Major medical and health organizations, as well as the vast majority of nationally recognized expert medical doctors, scientists and researchers, have concluded that smoking marijuana is not a safe and effective medicine. These organizations include: the American Medical Association, the American Cancer Society, National Sclerosis Association, the American Glaucoma Association, American Academy of Opthalmology, National Eye Institute, and the National Cancer Institute.
For a medicine to be a legitimate medicine, it is not required that any of these organizations accept it as a medicine.  It is simply required that a significant and respectable minority of physicians recognize it as a medicine.  See DEA Judge Francis Young's ruling on medical marijuana.DEA Docket No. 86-22, DEA Chief Administrative Law Judge ruling on medical marijuana

In addition, the State of California has found that smoked marijuana has medical value, as has the Federal courts which have ordered the Federal Government to distribute it as a medicine.   See Therapeutic Aspects of Cannabis

In addition, the American Public Health Association has spoken in favor of medical marijuana, along with the New England Medical Journal, Lancet, and now the National Institute of Health.

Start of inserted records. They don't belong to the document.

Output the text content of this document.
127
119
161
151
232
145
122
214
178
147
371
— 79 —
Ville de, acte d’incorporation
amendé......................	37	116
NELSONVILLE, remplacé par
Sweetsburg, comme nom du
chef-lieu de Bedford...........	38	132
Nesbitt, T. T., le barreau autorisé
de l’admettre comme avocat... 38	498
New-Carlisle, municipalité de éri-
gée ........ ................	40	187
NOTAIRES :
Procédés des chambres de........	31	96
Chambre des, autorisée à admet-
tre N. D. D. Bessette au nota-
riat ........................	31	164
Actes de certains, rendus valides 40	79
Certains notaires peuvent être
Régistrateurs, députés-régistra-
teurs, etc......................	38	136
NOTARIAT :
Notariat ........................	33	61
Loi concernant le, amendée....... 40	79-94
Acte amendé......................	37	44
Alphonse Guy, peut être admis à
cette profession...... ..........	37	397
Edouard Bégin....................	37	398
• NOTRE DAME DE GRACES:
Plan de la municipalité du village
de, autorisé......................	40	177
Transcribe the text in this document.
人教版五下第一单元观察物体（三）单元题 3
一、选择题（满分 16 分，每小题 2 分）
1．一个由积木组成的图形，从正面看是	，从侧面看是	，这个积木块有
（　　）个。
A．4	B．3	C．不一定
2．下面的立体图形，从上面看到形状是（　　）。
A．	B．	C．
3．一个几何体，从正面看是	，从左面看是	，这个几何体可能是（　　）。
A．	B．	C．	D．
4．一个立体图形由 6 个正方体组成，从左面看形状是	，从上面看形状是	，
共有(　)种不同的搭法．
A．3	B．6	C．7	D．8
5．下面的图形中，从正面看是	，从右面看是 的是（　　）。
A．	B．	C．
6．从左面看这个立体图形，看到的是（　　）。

In 1994, a U.S. Court of Appeals ruled that marijuana should remain a Schedule I drug: highly addictive with no medical usefulness. The court noted that the pro-marijuana physicians had relied on non-scientific evidence. The DEA's own Chief Administrative Law Judge did a much more comprehensive review of the evidence and concluded that the DEA's approach to medical marijuana was "unconscionable".  See DEA Docket No. 86-22, DEA Chief Administrative Law Judge ruling on medical marijuana
  1. Political Issues: The California and Arizona Ballot Initiatives
 
California's Proposition 215, The Compassionate Use Act of 1996, states: "Section 11357 (criminal penalties), relating to the possession of marijuana, and Section 11358 (criminal penalties), relating to the cultivation of marijuana, shall not apply to a patient, or to a patient 's primary caregiver, who possess or cultivates marijuana for the personal medical purposes of the patient upon the written or oral recommendation or approval of a physician."  
Arizona's Proposition 200, the Drug Medicalization, Prevention, and Control Act of 1996, states: "We must toughen Arizona 's laws against violent criminals on drugs. Any person who commits a violent crime while under the influence of illegal drugs should serve 100% of his or her sentence with absolutely no early release. " The proposition then goes on to say doctors may be permitted "to prescribe Schedule I controlled substances to treat a disease, or to relieve the pain and suffering of seriously ill and terminally ill patients."  
Both of these ballot initiatives passed, with 56% support for Proposition 215 and 65% support for Proposition 200. The DEA clearly lost.
The language in these ballot initiatives for California and Arizona are so loosely worded that they basically legalize marijuana for everyone, sick or well, adult or child.
This is a bald-faced lie, as shown by the very wording that they have quoted above.  No one but the DEA is making this claim.
Physicians will be able to legally dispense marijuana for migraines, depression or any other ailments. Physicians currently have the discretion to prescribe any other drug for any ailment.  There is no reason to deny them the discretion they spend years in professional schooling to acquire.
Legalizing marijuana through the political process bypasses the safeguards established by the Food and Drug Administration to protect the public from dangerous or ineffective drugs. Every other prescribed drug must be tested according to scientifically rigorous protocols to ensure that it is safe and effective before it can be sold.
The DEA has opposed and effectively blocked any attempt to do such research.  In addition, they helped to block three previous bills passed by the California legislature which would have created a more orderly environment for medical marijuana.  By failing to deal with the issue honestly beforehand, the DEA has dealt themselves into a position where they are now suffering clear political defeats. They would have been well-advised to be more rational much earlier in the process.
The California ballot initiative will make marijuana available without a written prescription, bypassing all established medical guidelines for dispensing drugs.
The DEA has no one but themselves to blame. They have blocked all research and all attempts at a more rational approach until they were finally overwhelmingly defeated by voters who saw the truth -- there is no good reason for punishing sick people for smoking pot.
The Arizona ballot initiative will legalize all Schedule I drugs for medical use. Schedule I drugs are drugs that have a high potential for abuse and have no currently accepted medical use in treatment. Examples of Schedule I drugs are marijuana, LSD and heroin. Under Arizona's proposition all of these drugs would be essentially legalized for any so-called medical use.
Marijuana clearly has medicinal properties, as shown by the fact that a prescription drug is made from it (see the Marinol brochure) and the fact that the Federal Government distributes it to some patients after being ordered to do so by the Federal Courts.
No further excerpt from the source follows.